Attualità

Dopo l’indagine a Milano quale futuro per i riders di Roma?

Regolarizzare più di 60.000 fattorini e multe ingenti alle società coinvolte: gli esiti della maxi inchiesta

Pandemia, chiusura dei ristoranti e cibo da asporto. Una triade che ha fatto si che il fenomeno della consegna del cibo a domicilio da parte di fattorini sia diventato nell’ultimo anno un fenomeno in crescita esponenziale. Parliamo di consegne fatte a bordo di una bicicletta, di un motorino, nei casi migliori con una macchina. Un giro di affari immenso, che coinvolge alcune società ormai note: Just eat, Gloovo, Uber eats, Deliveroo. In alcuni casi le aziende oltre a consegnare alimenti effettuano consegne di vario genere, stile pony express. Questo fenomeno in crescita ha catturato l’attenzione della Procura della Repubblica di Milano che ha avviato in gran segreto un’inchiesta per approfondire la situazione effettiva della tutela dei tantissimi riders coinvolti. È quello che ha scoperto non è davvero accettabile. Di base il problema maggiore è la mancata contrattualizzazione dei fattorini, nonché l’assenza di specifiche tutele in materia di salute e sicurezza sul lavoro. L’indagine ha portato a denunciare ben sei dirigenti appartenenti alle aziende sopracitate, oltre all’emissione di multe per 733 milioni di euro e l’obbligo per i colossi del delivery di regolarizzare 60.000 riders in tutta Italia. Un’indagine che parte dal milanese ma si estende quindi a tutta la Penisola. La situazione a Roma è similare: è ormai consuetudine vedere riders sfrecciare per le strade a tutte le ore, contraddistinti dagli zaini con i loghi delle famose aziende. Speriamo che quanto emerso dall’indagine di Milano abbia un pronto riscontro anche nella Capitale, al fine di restituire dignità ai riders impegnati nelle consegne a domicilio, che come ha detto il Procuratore Capo Greco “sono lavoratori e non schiavi”.

Il commento dell’Assessore Di Berardino

Sul tema si è espresso anche Claudio Di Berardino, assessore al Lavoro, scuola e formazione della Regione Lazio: “L’esito della vasta indagine sul lavoro dei rider rende giustizia a principi fondamentali di tutela di questi lavoratori che, come Lazio, abbiamo sempre sostenuto, tanto da essere stati la prima Regione in Italia a varare una legge loro dedicata.
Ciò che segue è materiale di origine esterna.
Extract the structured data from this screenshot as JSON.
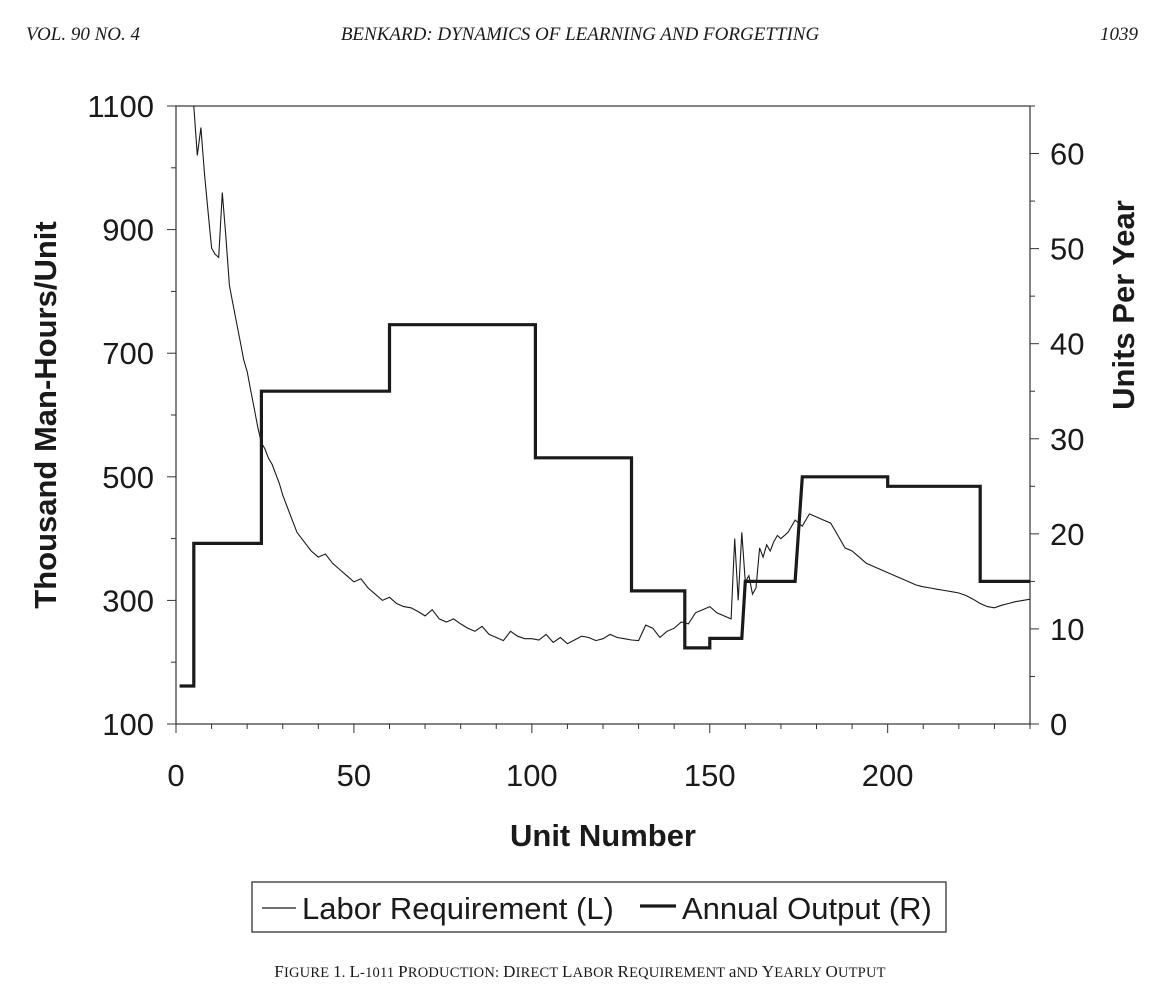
{
  "running_head": {
    "left": "VOL. 90 NO. 4",
    "center": "BENKARD: DYNAMICS OF LEARNING AND FORGETTING",
    "right": "1039"
  },
  "caption": "Figure 1. L-1011 Production: Direct Labor Requirement and Yearly Output",
  "chart_data": {
    "type": "line",
    "xlabel": "Unit Number",
    "ylabel_left": "Thousand Man-Hours/Unit",
    "ylabel_right": "Units Per Year",
    "xlim": [
      0,
      240
    ],
    "ylim_left": [
      100,
      1100
    ],
    "ylim_right": [
      0,
      65
    ],
    "x_ticks": [
      0,
      50,
      100,
      150,
      200
    ],
    "y_left_ticks": [
      100,
      300,
      500,
      700,
      900,
      1100
    ],
    "y_right_ticks": [
      0,
      10,
      20,
      30,
      40,
      50,
      60
    ],
    "grid": false,
    "legend_position": "bottom",
    "series": [
      {
        "name": "Labor Requirement (L)",
        "axis": "left",
        "style": "thin",
        "x": [
          5,
          6,
          7,
          8,
          9,
          10,
          11,
          12,
          13,
          14,
          15,
          16,
          17,
          18,
          19,
          20,
          21,
          22,
          23,
          24,
          25,
          26,
          27,
          28,
          29,
          30,
          32,
          34,
          36,
          38,
          40,
          42,
          44,
          46,
          48,
          50,
          52,
          54,
          56,
          58,
          60,
          62,
          64,
          66,
          68,
          70,
          72,
          74,
          76,
          78,
          80,
          82,
          84,
          86,
          88,
          90,
          92,
          94,
          96,
          98,
          100,
          102,
          104,
          106,
          108,
          110,
          112,
          114,
          116,
          118,
          120,
          122,
          124,
          126,
          128,
          130,
          132,
          134,
          136,
          138,
          140,
          142,
          144,
          146,
          148,
          150,
          152,
          154,
          156,
          157,
          158,
          159,
          160,
          161,
          162,
          163,
          164,
          165,
          166,
          167,
          168,
          169,
          170,
          172,
          174,
          176,
          178,
          180,
          182,
          184,
          186,
          188,
          190,
          192,
          194,
          196,
          198,
          200,
          202,
          204,
          206,
          208,
          210,
          212,
          214,
          216,
          218,
          220,
          222,
          224,
          226,
          228,
          230,
          232,
          234,
          236,
          238,
          240
        ],
        "values": [
          1100,
          1020,
          1065,
          990,
          930,
          870,
          860,
          855,
          960,
          890,
          810,
          780,
          750,
          720,
          690,
          670,
          640,
          610,
          580,
          555,
          545,
          530,
          520,
          505,
          490,
          470,
          440,
          410,
          395,
          380,
          370,
          375,
          360,
          350,
          340,
          330,
          335,
          320,
          310,
          300,
          305,
          295,
          290,
          288,
          282,
          275,
          285,
          270,
          265,
          270,
          262,
          255,
          250,
          258,
          245,
          240,
          235,
          250,
          242,
          238,
          238,
          236,
          245,
          232,
          240,
          230,
          236,
          242,
          240,
          235,
          238,
          245,
          240,
          238,
          236,
          235,
          260,
          255,
          240,
          250,
          255,
          265,
          262,
          280,
          285,
          290,
          280,
          275,
          270,
          400,
          300,
          410,
          330,
          340,
          310,
          320,
          385,
          370,
          390,
          380,
          395,
          405,
          400,
          410,
          430,
          420,
          440,
          435,
          430,
          425,
          405,
          385,
          380,
          370,
          360,
          355,
          350,
          345,
          340,
          335,
          330,
          325,
          322,
          320,
          318,
          316,
          314,
          312,
          308,
          302,
          295,
          290,
          288,
          292,
          295,
          298,
          300,
          302
        ]
      },
      {
        "name": "Annual Output (R)",
        "axis": "right",
        "style": "thick",
        "x": [
          1,
          4,
          4,
          5,
          5,
          24,
          24,
          59,
          59,
          60,
          60,
          101,
          101,
          128,
          128,
          143,
          143,
          150,
          150,
          159,
          159,
          160,
          160,
          174,
          174,
          176,
          176,
          200,
          200,
          226,
          226,
          240
        ],
        "values": [
          4,
          4,
          4,
          4,
          19,
          19,
          35,
          35,
          35,
          35,
          42,
          42,
          28,
          28,
          14,
          14,
          8,
          8,
          9,
          9,
          9,
          15,
          15,
          15,
          15,
          26,
          26,
          26,
          25,
          25,
          15,
          15
        ]
      }
    ]
  }
}
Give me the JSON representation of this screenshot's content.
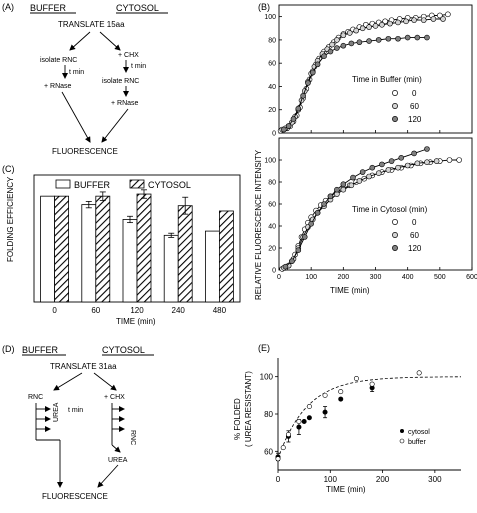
{
  "panelA": {
    "label": "(A)",
    "buffer": "BUFFER",
    "cytosol": "CYTOSOL",
    "translate": "TRANSLATE 15aa",
    "isolate_rnc": "isolate RNC",
    "t_min": "t min",
    "plus_rnase": "+ RNase",
    "plus_chx": "+ CHX",
    "t_min_2": "t min",
    "isolate_rnc_2": "isolate RNC",
    "plus_rnase_2": "+ RNase",
    "fluorescence": "FLUORESCENCE"
  },
  "panelB": {
    "label": "(B)",
    "ylabel": "RELATIVE FLUORESCENCE INTENSITY",
    "xlabel": "TIME (min)",
    "legend_top_title": "Time in Buffer (min)",
    "legend_bottom_title": "Time in Cytosol (min)",
    "legend_items": [
      "0",
      "60",
      "120"
    ],
    "legend_items_b": [
      "0",
      "60",
      "120"
    ]
  },
  "panelC": {
    "label": "(C)",
    "ylabel": "FOLDING EFFICIENCY",
    "xlabel": "TIME (min)",
    "legend_buffer": "BUFFER",
    "legend_cytosol": "CYTOSOL"
  },
  "panelD": {
    "label": "(D)",
    "buffer": "BUFFER",
    "cytosol": "CYTOSOL",
    "translate": "TRANSLATE 31aa",
    "rnc": "RNC",
    "plus_chx": "+ CHX",
    "t_min": "t min",
    "urea": "UREA",
    "rnc_2": "RNC",
    "urea_2": "UREA",
    "fluorescence": "FLUORESCENCE"
  },
  "panelE": {
    "label": "(E)",
    "ylabel_1": "% FOLDED",
    "ylabel_2": "( UREA RESISTANT)",
    "xlabel": "TIME (min)",
    "legend_cytosol": "cytosol",
    "legend_buffer": "buffer"
  },
  "chart_data": [
    {
      "id": "B-top",
      "type": "scatter",
      "title": "",
      "xlabel": "TIME (min)",
      "ylabel": "RELATIVE FLUORESCENCE INTENSITY",
      "xlim": [
        0,
        600
      ],
      "ylim": [
        0,
        110
      ],
      "yticks": [
        0,
        20,
        40,
        60,
        80,
        100
      ],
      "legend_title": "Time in Buffer (min)",
      "series": [
        {
          "name": "0",
          "marker": "open",
          "x": [
            5,
            15,
            25,
            35,
            45,
            55,
            65,
            75,
            85,
            95,
            105,
            115,
            125,
            140,
            155,
            170,
            185,
            200,
            215,
            230,
            250,
            270,
            290,
            310,
            330,
            350,
            375,
            400,
            425,
            450,
            475,
            500,
            525
          ],
          "y": [
            2,
            3,
            4,
            6,
            10,
            15,
            22,
            30,
            38,
            46,
            53,
            59,
            64,
            70,
            74,
            78,
            82,
            85,
            87,
            89,
            91,
            93,
            94,
            95,
            96,
            97,
            98,
            99,
            99,
            100,
            101,
            101,
            102
          ]
        },
        {
          "name": "60",
          "marker": "light-grey",
          "x": [
            10,
            20,
            30,
            40,
            50,
            60,
            70,
            80,
            90,
            100,
            110,
            120,
            135,
            150,
            165,
            180,
            200,
            220,
            240,
            260,
            280,
            300,
            320,
            345,
            370,
            395,
            420,
            450,
            480,
            510
          ],
          "y": [
            3,
            4,
            6,
            9,
            14,
            20,
            28,
            36,
            44,
            51,
            57,
            62,
            68,
            72,
            76,
            80,
            84,
            86,
            88,
            90,
            91,
            92,
            93,
            94,
            95,
            96,
            97,
            97,
            98,
            98
          ]
        },
        {
          "name": "120",
          "marker": "dark-grey",
          "x": [
            15,
            30,
            45,
            60,
            75,
            90,
            105,
            120,
            140,
            160,
            180,
            200,
            225,
            250,
            280,
            310,
            340,
            370,
            400,
            430,
            460
          ],
          "y": [
            3,
            6,
            12,
            21,
            32,
            43,
            52,
            59,
            66,
            70,
            73,
            75,
            77,
            78,
            79,
            80,
            81,
            81,
            82,
            82,
            82
          ]
        }
      ]
    },
    {
      "id": "B-bottom",
      "type": "scatter",
      "title": "",
      "xlabel": "TIME (min)",
      "ylabel": "RELATIVE FLUORESCENCE INTENSITY",
      "xlim": [
        0,
        600
      ],
      "ylim": [
        0,
        120
      ],
      "xticks": [
        0,
        100,
        200,
        300,
        400,
        500,
        600
      ],
      "legend_title": "Time in Cytosol (min)",
      "series": [
        {
          "name": "0",
          "marker": "open",
          "x": [
            10,
            20,
            30,
            40,
            50,
            60,
            70,
            80,
            90,
            100,
            115,
            130,
            145,
            160,
            180,
            200,
            220,
            240,
            265,
            290,
            320,
            350,
            380,
            410,
            440,
            470,
            500,
            530,
            560
          ],
          "y": [
            1,
            2,
            4,
            8,
            14,
            22,
            30,
            37,
            43,
            48,
            54,
            59,
            63,
            67,
            71,
            74,
            77,
            80,
            83,
            86,
            89,
            91,
            93,
            95,
            97,
            98,
            99,
            100,
            100
          ]
        },
        {
          "name": "60",
          "marker": "light-grey",
          "x": [
            15,
            30,
            45,
            60,
            75,
            90,
            105,
            120,
            140,
            160,
            180,
            200,
            225,
            250,
            280,
            310,
            340,
            370,
            400,
            430,
            460,
            490
          ],
          "y": [
            2,
            4,
            10,
            20,
            30,
            39,
            46,
            52,
            58,
            64,
            69,
            73,
            77,
            81,
            85,
            88,
            91,
            93,
            95,
            97,
            98,
            99
          ]
        },
        {
          "name": "120",
          "marker": "dark-grey",
          "x": [
            20,
            40,
            60,
            80,
            100,
            120,
            140,
            160,
            180,
            200,
            230,
            260,
            290,
            320,
            350,
            380,
            420,
            460
          ],
          "y": [
            3,
            8,
            18,
            30,
            42,
            52,
            60,
            67,
            73,
            78,
            84,
            89,
            93,
            96,
            99,
            102,
            106,
            110
          ]
        }
      ]
    },
    {
      "id": "C",
      "type": "bar",
      "title": "",
      "xlabel": "TIME (min)",
      "ylabel": "FOLDING EFFICIENCY",
      "categories": [
        "0",
        "60",
        "120",
        "240",
        "480"
      ],
      "ylim": [
        0,
        120
      ],
      "series": [
        {
          "name": "BUFFER",
          "values": [
            100,
            92,
            78,
            63,
            67
          ],
          "errors": [
            0,
            3,
            3,
            2,
            0
          ]
        },
        {
          "name": "CYTOSOL",
          "values": [
            100,
            100,
            102,
            91,
            86
          ],
          "errors": [
            0,
            4,
            4,
            8,
            0
          ]
        }
      ]
    },
    {
      "id": "E",
      "type": "scatter",
      "title": "",
      "xlabel": "TIME (min)",
      "ylabel": "% FOLDED ( UREA RESISTANT)",
      "xlim": [
        0,
        350
      ],
      "ylim": [
        50,
        110
      ],
      "xticks": [
        0,
        100,
        200,
        300
      ],
      "yticks": [
        60,
        80,
        100
      ],
      "series": [
        {
          "name": "cytosol",
          "marker": "filled",
          "x": [
            0,
            20,
            40,
            50,
            60,
            90,
            120,
            180
          ],
          "y": [
            57,
            68,
            73,
            76,
            78,
            81,
            88,
            94
          ],
          "errors": [
            2,
            3,
            4,
            0,
            0,
            3,
            0,
            2
          ]
        },
        {
          "name": "buffer",
          "marker": "open",
          "x": [
            0,
            10,
            20,
            40,
            60,
            90,
            120,
            150,
            180,
            270
          ],
          "y": [
            56,
            62,
            69,
            76,
            84,
            90,
            92,
            99,
            96,
            102
          ]
        }
      ],
      "fit": "dashed"
    }
  ]
}
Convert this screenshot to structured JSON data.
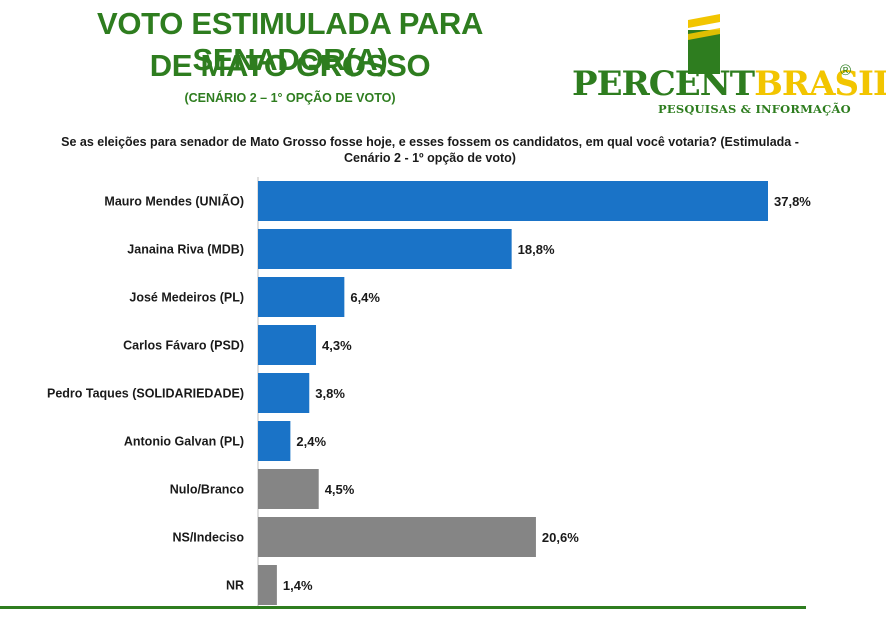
{
  "header": {
    "title_line1": "VOTO ESTIMULADA PARA SENADOR(A)",
    "title_line2": "DE MATO GROSSO",
    "subtitle": "(CENÁRIO 2 – 1° OPÇÃO DE VOTO)"
  },
  "logo": {
    "word_part1": "PERCENT",
    "word_part2": "BRASIL",
    "registered": "®",
    "tagline": "PESQUISAS & INFORMAÇÃO",
    "colors": {
      "green": "#2e7d1f",
      "yellow": "#f2c500"
    }
  },
  "question": "Se as eleições para senador de Mato Grosso fosse hoje, e esses fossem os candidatos, em qual você votaria? (Estimulada - Cenário 2 - 1º opção de voto)",
  "chart_data": {
    "type": "bar",
    "orientation": "horizontal",
    "categories": [
      "Mauro Mendes (UNIÃO)",
      "Janaina Riva (MDB)",
      "José Medeiros (PL)",
      "Carlos Fávaro (PSD)",
      "Pedro Taques (SOLIDARIEDADE)",
      "Antonio Galvan (PL)",
      "Nulo/Branco",
      "NS/Indeciso",
      "NR"
    ],
    "values": [
      37.8,
      18.8,
      6.4,
      4.3,
      3.8,
      2.4,
      4.5,
      20.6,
      1.4
    ],
    "value_labels": [
      "37,8%",
      "18,8%",
      "6,4%",
      "4,3%",
      "3,8%",
      "2,4%",
      "4,5%",
      "20,6%",
      "1,4%"
    ],
    "bar_colors": [
      "#1a73c7",
      "#1a73c7",
      "#1a73c7",
      "#1a73c7",
      "#1a73c7",
      "#1a73c7",
      "#858585",
      "#858585",
      "#858585"
    ],
    "xlim": [
      0,
      37.8
    ],
    "grid": false,
    "legend": "none"
  }
}
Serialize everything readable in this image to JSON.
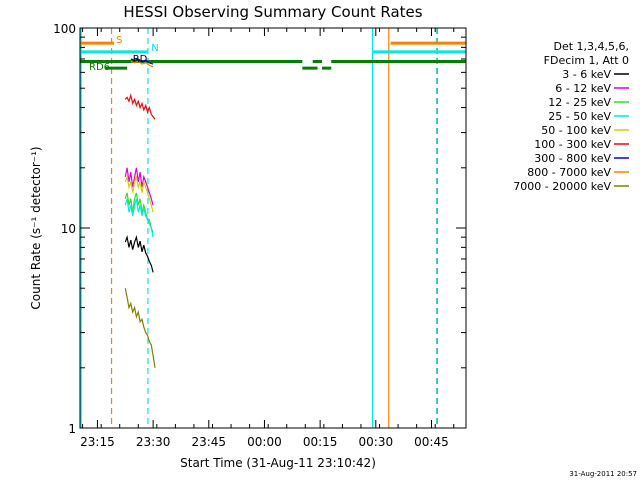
{
  "chart_data": {
    "type": "line",
    "title": "HESSI Observing Summary Count Rates",
    "xlabel": "Start Time (31-Aug-11 23:10:42)",
    "ylabel": "Count Rate (s⁻¹ detector⁻¹)",
    "y_scale": "log",
    "ylim": [
      1,
      100
    ],
    "xlim_minutes": [
      -4.7,
      99.3
    ],
    "x_ticks": [
      {
        "label": "23:15",
        "minute": 0
      },
      {
        "label": "23:30",
        "minute": 15
      },
      {
        "label": "23:45",
        "minute": 30
      },
      {
        "label": "00:00",
        "minute": 45
      },
      {
        "label": "00:15",
        "minute": 60
      },
      {
        "label": "00:30",
        "minute": 75
      },
      {
        "label": "00:45",
        "minute": 90
      }
    ],
    "y_ticks": [
      {
        "label": "1",
        "value": 1
      },
      {
        "label": "10",
        "value": 10
      },
      {
        "label": "100",
        "value": 100
      }
    ],
    "legend": {
      "placement": "right",
      "header": [
        "Det 1,3,4,5,6,",
        "FDecim 1, Att 0"
      ],
      "entries": [
        {
          "label": "3 - 6 keV",
          "color": "#000000"
        },
        {
          "label": "6 - 12 keV",
          "color": "#e000e0"
        },
        {
          "label": "12 - 25 keV",
          "color": "#30e030"
        },
        {
          "label": "25 - 50 keV",
          "color": "#00e8e8"
        },
        {
          "label": "50 - 100 keV",
          "color": "#d0d000"
        },
        {
          "label": "100 - 300 keV",
          "color": "#ff0000"
        },
        {
          "label": "300 - 800 keV",
          "color": "#0000e0"
        },
        {
          "label": "800 - 7000 keV",
          "color": "#ff8000"
        },
        {
          "label": "7000 - 20000 keV",
          "color": "#808000"
        }
      ]
    },
    "markers": [
      {
        "label": "S",
        "color": "#ff8000"
      },
      {
        "label": "N",
        "color": "#00e0ff"
      },
      {
        "label": "RD6",
        "color": "#008000"
      },
      {
        "label": "RD",
        "color": "#000000"
      }
    ],
    "series": [
      {
        "color": "#ff0000",
        "x": [
          7.5,
          8,
          8.5,
          9,
          9.5,
          10,
          10.5,
          11,
          11.5,
          12,
          12.5,
          13,
          13.5,
          14,
          14.5,
          15,
          15.5
        ],
        "y": [
          44,
          45,
          43,
          46,
          42,
          44,
          41,
          43,
          40,
          42,
          39,
          41,
          38,
          40,
          37,
          36,
          35
        ]
      },
      {
        "color": "#e000e0",
        "x": [
          7.5,
          8,
          8.5,
          9,
          9.5,
          10,
          10.5,
          11,
          11.5,
          12,
          12.5,
          13,
          13.5,
          14,
          14.5,
          15
        ],
        "y": [
          18,
          20,
          17,
          19,
          16,
          18,
          20,
          17,
          19,
          16,
          18,
          17,
          16,
          15,
          14,
          13
        ]
      },
      {
        "color": "#d0d000",
        "x": [
          7.5,
          8,
          8.5,
          9,
          9.5,
          10,
          10.5,
          11,
          11.5,
          12,
          12.5,
          13,
          13.5,
          14,
          14.5,
          15
        ],
        "y": [
          17,
          18,
          16,
          17,
          15,
          17,
          18,
          16,
          17,
          15,
          17,
          16,
          15,
          14,
          13,
          12
        ]
      },
      {
        "color": "#30e030",
        "x": [
          7.5,
          8,
          8.5,
          9,
          9.5,
          10,
          10.5,
          11,
          11.5,
          12,
          12.5,
          13,
          13.5,
          14,
          14.5,
          15
        ],
        "y": [
          14,
          15,
          13,
          14,
          12,
          14,
          15,
          13,
          14,
          12,
          13,
          12,
          11,
          11,
          10,
          9.5
        ]
      },
      {
        "color": "#00e8e8",
        "x": [
          7.5,
          8,
          8.5,
          9,
          9.5,
          10,
          10.5,
          11,
          11.5,
          12,
          12.5,
          13,
          13.5,
          14,
          14.5,
          15
        ],
        "y": [
          13,
          14,
          12,
          13,
          11.5,
          13,
          14,
          12,
          13,
          11.5,
          12.5,
          11.5,
          11,
          10.5,
          10,
          9
        ]
      },
      {
        "color": "#000000",
        "x": [
          7.5,
          8,
          8.5,
          9,
          9.5,
          10,
          10.5,
          11,
          11.5,
          12,
          12.5,
          13,
          13.5,
          14,
          14.5,
          15
        ],
        "y": [
          8.5,
          9,
          8,
          8.7,
          7.8,
          8.5,
          9,
          8,
          8.6,
          7.6,
          8.2,
          7.5,
          7.2,
          6.8,
          6.5,
          6
        ]
      },
      {
        "color": "#808000",
        "x": [
          7.5,
          8,
          8.5,
          9,
          9.5,
          10,
          10.5,
          11,
          11.5,
          12,
          12.5,
          13,
          13.5,
          14,
          14.5,
          15,
          15.5
        ],
        "y": [
          5,
          4.5,
          4,
          4.2,
          3.8,
          4,
          3.6,
          3.8,
          3.4,
          3.5,
          3.2,
          3,
          2.9,
          2.7,
          2.6,
          2.3,
          2.0
        ]
      },
      {
        "color": "#0000e0",
        "x": [
          9,
          10,
          11,
          12,
          13,
          14,
          15
        ],
        "y": [
          70,
          69,
          70,
          68,
          69,
          67,
          66
        ]
      },
      {
        "color": "#ff8000",
        "x": [
          9,
          10,
          11,
          12,
          13,
          14,
          15
        ],
        "y": [
          68,
          67,
          68,
          66,
          67,
          65,
          64
        ]
      }
    ],
    "state_bars": [
      {
        "color": "#ff8000",
        "y": 84,
        "ranges": [
          [
            -4.7,
            4.5
          ],
          [
            79,
            99.3
          ]
        ]
      },
      {
        "color": "#00e8e8",
        "y": 76,
        "ranges": [
          [
            -4.7,
            13.5
          ],
          [
            74,
            99.3
          ]
        ]
      },
      {
        "color": "#008000",
        "y": 68,
        "ranges": [
          [
            -4.7,
            55.2
          ],
          [
            58,
            60.5
          ],
          [
            63,
            99.3
          ]
        ]
      },
      {
        "color": "#008000",
        "y": 63,
        "ranges": [
          [
            2,
            8
          ],
          [
            55.2,
            59.3
          ],
          [
            60.5,
            63
          ]
        ]
      }
    ],
    "vlines": [
      {
        "minute": -4.4,
        "color": "#00e8e8",
        "dash": false
      },
      {
        "minute": 3.8,
        "color": "#ff8000",
        "dash": true
      },
      {
        "minute": 13.6,
        "color": "#00e8e8",
        "dash": true
      },
      {
        "minute": 74.1,
        "color": "#00e8e8",
        "dash": false
      },
      {
        "minute": 78.5,
        "color": "#ff8000",
        "dash": false
      },
      {
        "minute": 91.4,
        "color": "#00e8e8",
        "dash": true
      },
      {
        "minute": 91.6,
        "color": "#ff8000",
        "dash": true
      }
    ]
  },
  "timestamp": "31-Aug-2011 20:57"
}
Un testo in cui parliamo espressamente della necessità di riconoscimento di principi cui tutti i lavoratori hanno diritto, dal rispetto delle norme in materia di salute e sicurezza alla tutela previdenziale e assistenziale. In queste settimane siamo a lavoro per definire nuove misure, come il potenziamento della formazione e nuove iniziative per la sicurezza, ha dichiarato.”